Aletheia (24ª fase da Operação Lava Jato) significa mais que “busca da verdade”: é desvelamento, é desesquecimento (ver Heidegger, citado por Schwartsman), é ficar acordado, não dormir, permanecer atento em busca de algo. O Brasil quer saber a verdade (e tem esse direito, quando se trata de um homem público): os bens materiais de Lula e do seu Instituto são frutos de serviços prestados ou de resgates e bonificações de corrupções das empreiteiras na Petrobras? Tudo isso tem que ficar esclarecido.

Interessa para o país todo (para o povo, para as empresas e os empreendedores, para a economia, para a retomada do crescimento, para a restauração da ética e da confiança) passar a limpo todas as histórias de corrupção (como as delatadas por Delcídio, por exemplo), não importando quem seja o seu autor (gente do PT, do PMDB, PSDB, DEM etc.). Com muito mais razão a investigação é necessária se as negociatas fazem parte de um projeto de perpetuação no poder. Ao Estado compete investigar a corrupção (de quem quer se seja), não este ou aquele corrupto.

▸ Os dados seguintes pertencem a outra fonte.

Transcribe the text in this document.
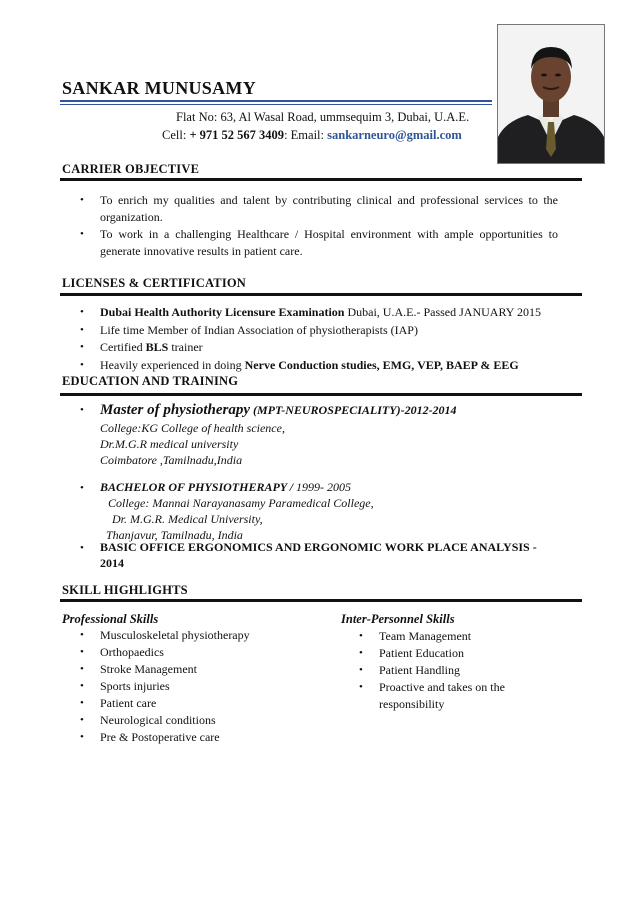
SANKAR MUNUSAMY
Flat No: 63, Al Wasal Road, ummsequim 3, Dubai, U.A.E.
Cell: + 971 52 567 3409: Email: sankarneuro@gmail.com
CARRIER OBJECTIVE
• To enrich my qualities and talent by contributing clinical and professional services to the organization.
• To work in a challenging Healthcare / Hospital environment with ample opportunities to generate innovative results in patient care.
LICENSES & CERTIFICATION
• Dubai Health Authority Licensure Examination Dubai, U.A.E.- Passed JANUARY 2015
• Life time Member of Indian Association of physiotherapists (IAP)
• Certified BLS trainer
• Heavily experienced in doing Nerve Conduction studies, EMG, VEP, BAEP & EEG
EDUCATION AND TRAINING
• Master of physiotherapy (MPT-NEUROSPECIALITY)-2012-2014
College:KG College of health science,
Dr.M.G.R medical university
Coimbatore ,Tamilnadu,India
• BACHELOR OF PHYSIOTHERAPY / 1999- 2005
College: Mannai Narayanasamy Paramedical College,
Dr. M.G.R. Medical University,
Thanjavur, Tamilnadu, India
• BASIC OFFICE ERGONOMICS AND ERGONOMIC WORK PLACE ANALYSIS -
2014
SKILL HIGHLIGHTS
Professional Skills
• Musculoskeletal physiotherapy
• Orthopaedics
• Stroke Management
• Sports injuries
• Patient care
• Neurological conditions
• Pre & Postoperative care
Inter-Personnel Skills
• Team Management
• Patient Education
• Patient Handling
• Proactive and takes on the responsibility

O problema jurídico da condução coercitiva

Cheguei a imaginar que a condução coercitiva teria sido necessária. Mas a fundamentação apresentada pelo juiz Moro (à qual tive acesso por volta das 19h do dia 04/03/16) tem problemas. Vamos ao tema:

Para apurar o possível envolvimento de Lula na corrupção da Petrobras (via empreiteiras e outras empresas) há um procedimento investigatório instaurado pelo MPF (em fev/16).

Paralelamente corre outra investigação (pelo MP Estadual) para apurar supostos delitos sofridos pelos cooperados da Cooperativa Habitacional dos Bancários (BANCOOP).

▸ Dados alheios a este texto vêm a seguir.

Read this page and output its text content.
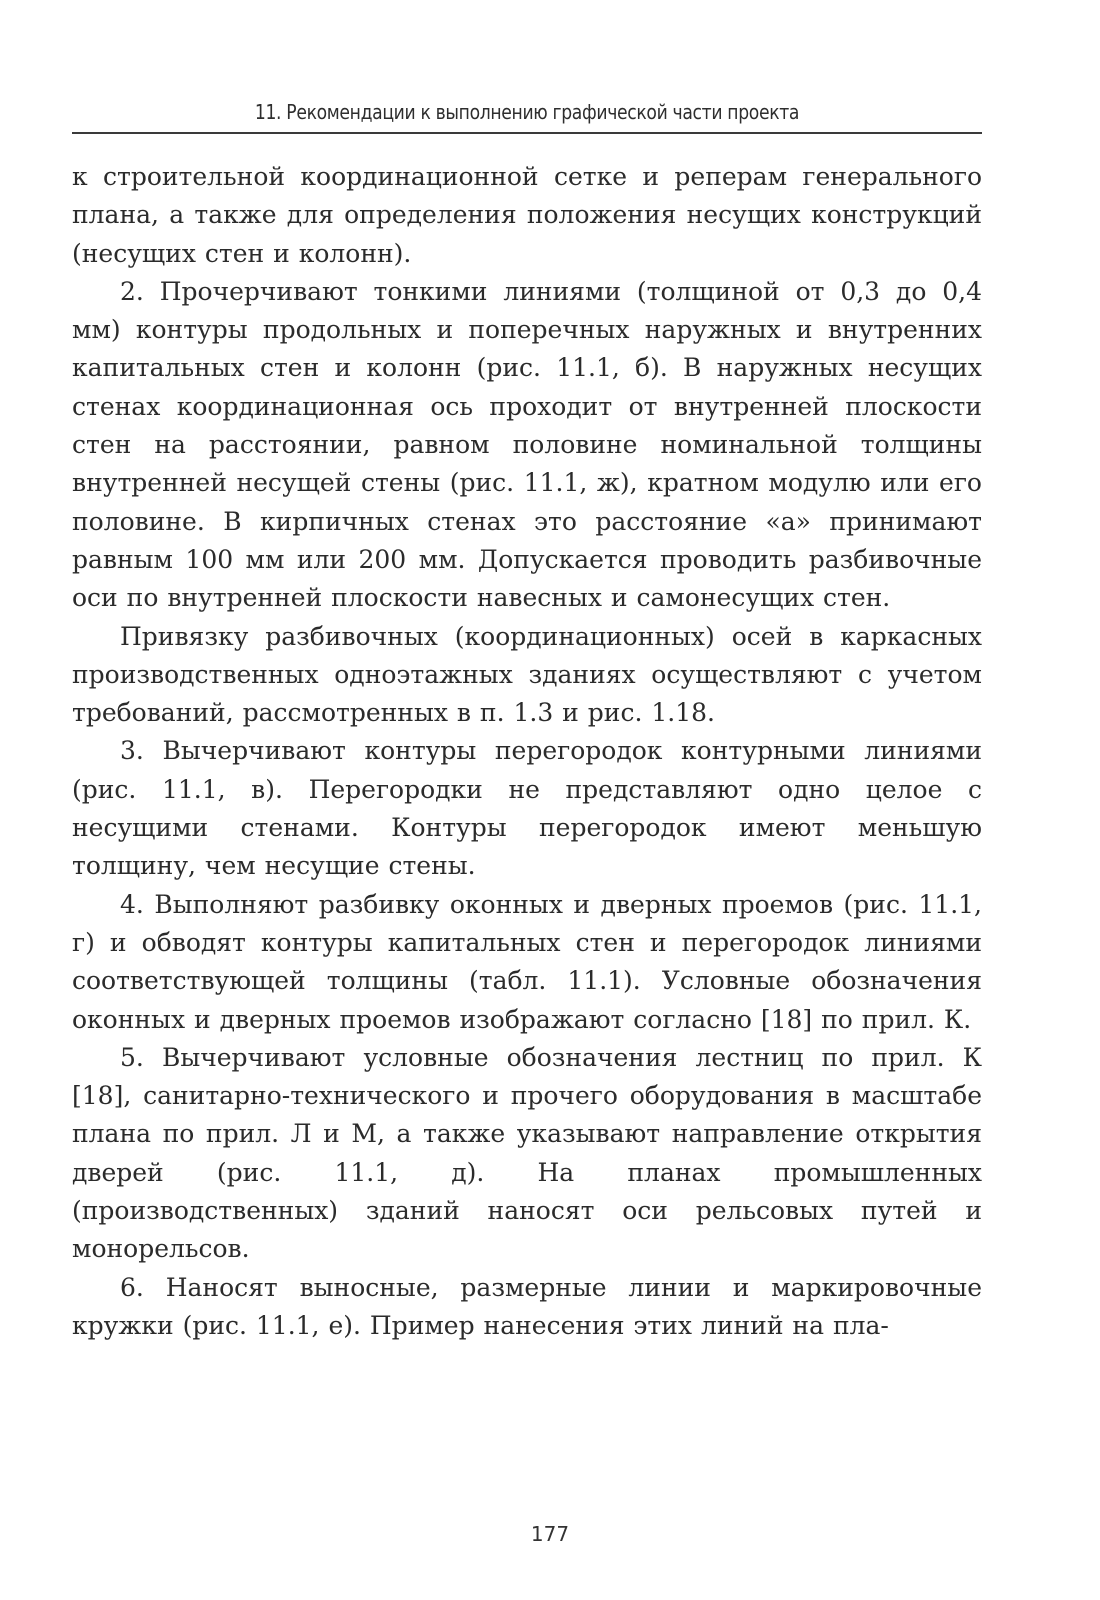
11. Рекомендации к выполнению графической части проекта

к строительной координационной сетке и реперам генерального плана, а также для определения положения несущих конструкций (несущих стен и колонн).

2. Прочерчивают тонкими линиями (толщиной от 0,3 до 0,4 мм) контуры продольных и поперечных наружных и внутренних капитальных стен и колонн (рис. 11.1, б). В наружных несущих стенах координационная ось проходит от внутренней плоскости стен на расстоянии, равном половине номинальной толщины внутренней несущей стены (рис. 11.1, ж), кратном модулю или его половине. В кирпичных стенах это расстояние «а» принимают равным 100 мм или 200 мм. Допускается проводить разбивочные оси по внутренней плоскости навесных и самонесущих стен.

Привязку разбивочных (координационных) осей в каркасных производственных одноэтажных зданиях осуществляют с учетом требований, рассмотренных в п. 1.3 и рис. 1.18.

3. Вычерчивают контуры перегородок контурными линиями (рис. 11.1, в). Перегородки не представляют одно целое с несущими стенами. Контуры перегородок имеют меньшую толщину, чем несущие стены.

4. Выполняют разбивку оконных и дверных проемов (рис. 11.1, г) и обводят контуры капитальных стен и перегородок линиями соответствующей толщины (табл. 11.1). Условные обозначения оконных и дверных проемов изображают согласно [18] по прил. К.

5. Вычерчивают условные обозначения лестниц по прил. К [18], санитарно-технического и прочего оборудования в масштабе плана по прил. Л и М, а также указывают направление открытия дверей (рис. 11.1, д). На планах промышленных (производственных) зданий наносят оси рельсовых путей и монорельсов.

6. Наносят выносные, размерные линии и маркировочные кружки (рис. 11.1, е). Пример нанесения этих линий на пла-

177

São duas investigações com objetos distintos (sublinhou a ministra Rosa Weber, na ACO 2833 MP/SP); daí a inexistência de duplicidade investigativa (bis in idem). Por esse motivo a ministra não suspendeu nenhum dos dois procedimentos investigatórios. Decisão muito acertada. Não pode haver nem cerceamento de defesa nem cerceamento de investigação (liberdade e segurança contam com bases constitucionais).

Em tese, no procedimento do MPF (Curitiba), poderia o juiz Moro decretar: (a) prisão preventiva; (b) prisão temporária; (c) condução coercitiva para depor (se o conduzido quiser depor, porque todo cidadão tem direito ao silêncio, inclusive quando conduzido coercitivamente).

Ao MPF competiria marcar uma data para a oitiva do Lula, intimando-o para isso. Como se vê, quatro caminhos legais (em tese).

O MPF, neste caso, no entanto, destoando das suas atuações precedentes, alopradamente, sem bases probatórias suficientes (como o próprio Moro reconheceu), já pediu a prisão temporária de várias pessoas (não incluindo Lula no rol).

O MPF queria prender, sem nenhuma base probatória, para investigar. Isso é paradoxal e tecnicamente aberrante. Se as provas são ainda precárias (como reconheceu Moro), é evidente que essa mácula (da precariedade) vale para todos os investigados.

Não se pode escolher quem será preso. Fato único, consequências jurídicas únicas (ressalvadas peculiaridades comportamentais de cada investigado, como é o caso de coação a testemunha, por exemplo).

Sempre que não enjaulamos o Leviatã hobbesiano que existe dentro de nós, fazendo-o seguir rigorosamente as leis vigentes, os monstros aparecem. “O sonho da razão produz monstros” (dizia Goya).

O juiz Moro deliberou não decretar a prisão de Lula, Okamotto, de Fillipi e Gordilho (OAS) e disse o seguinte:

“Apesar do requerimento do MPF [em relação aos três últimos], entendo que mais apropriado nessa fase é o aprofundamento da colheita dos elementos probatórios, sem a imposição da prisão temporária. Não obstante, entendo que se justifica a condução coercitiva dos indicados para que prestem esclarecimentos nas mesmas datas das apreensões.”, escreveu Moro (ver UOL) (grifamos).

Por não haver provas suficientes, decretou-se a condução coercitiva, não a prisão temporária. Moro evitou a arbitrariedade da prisão (porque “ainda não há provas suficientes”). Mas acabou caindo no extremo da condução coercitiva, sem respeitar a lei vigente.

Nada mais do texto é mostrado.